The Daily Gamecock

St. Jude aims to raise $35K next spring

St. Jude Children's Research Hospital holds an annual Up 'til Dawn fundraising event in the spring where volunteers, patients and families stay awake from midnight to 6 a.m. to play games and fundraise for the hospital.

The hospital is focused on researching and treating children diagnosed with cancer and other life-threatening diseases. "The future is bright" is this year's Up 'til Dawn's theme.

Last year, St. Jude Up 'til Dawn raised more than $27,000, and this year it's planning on raising more than $35,000. Fourth-year public health student Shelby Keith said this funding would go towards food, travel and any other bills the families would owe. The $35,000 would pay for 140 red blood cell transfusions and 70 hours of physical therapy for a person diagnosed with cancer. 

Lora Stearns, development representative for St. Jude, said her role with St. Jude is raising awareness and fundraising in North and South Carolina. Stearns said St. Jude is working to raise childhood cancer survival rate to 100%. 

"In third world countries, specifically, when the child is diagnosed with cancer, their survival rate is extremely low," Stearns said. "In St. Jude, because we freely share our research, we are striving to raise that survival rate on a global scale within the next 10 years."

Stearns said she's been touched by patients and families while working with St. Jude. She said USC has survivors on campus who are doing well.

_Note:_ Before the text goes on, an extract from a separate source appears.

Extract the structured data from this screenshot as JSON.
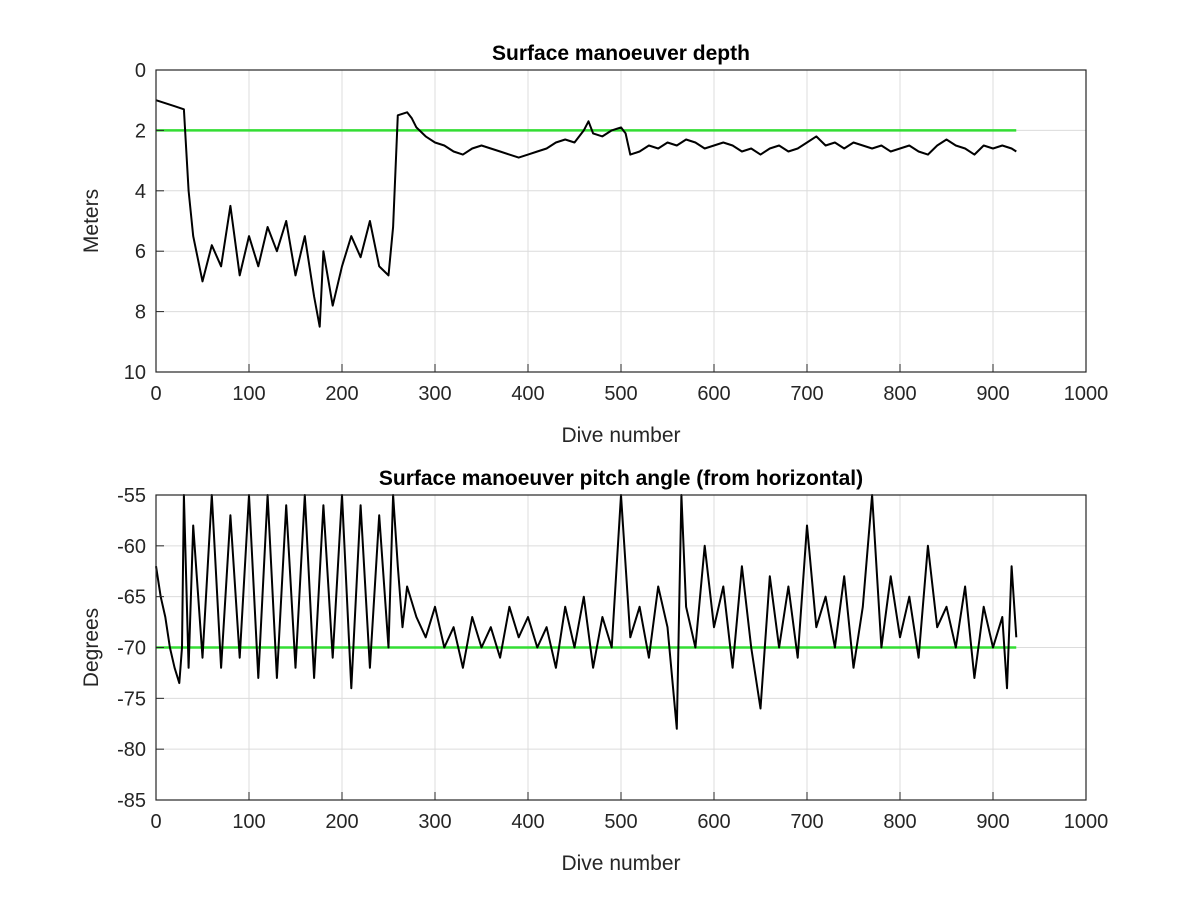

"[Former patients] that are now striving and driving and they are in their college years and ... one of them is in the Honors College and they're just starting to make such great strides in their personal lives," Stearns said.

Keith, the executive director of St. Jude's Up 'til Dawn, said she got involved because her friend served in her role before her. Keith said during her time working with St. Jude, she became attached to a patient named Jake, who was diagnosed with cancer when he was 17.

"His family was gonna have to put up their house for sale and everything because it's just so expensive to treat," Keith said. "I can't even imagine juggling the finances as well as just caring for your child who was diagnosed with cancer. So that's kind of why I do it."

Grace Towery is a second-year biology student who serves as an organizer for the event. She was involved in last year's event and participated in a lip sync battle, a mummy wrapping contest and other games during the six hour event.

"It's very exciting, a lot of high energy, which is crazy to think about because it's like, you're staying up all night," Towery said.

Towery said when she was in her transition from sixth to seventh grade, her best friend was diagnosed with lymphoma, and her grandmother was diagnosed with breast cancer around the same time. She said she loves being a part of an organization that is researching treatments for children and adults.

Towery said she raises most of her money through social media, and her personal goal is $500. She said she's close to meeting that goal four months in advance.

"The main theme [is] 'the future's bright,'" Towery said. "The future is 100% survival."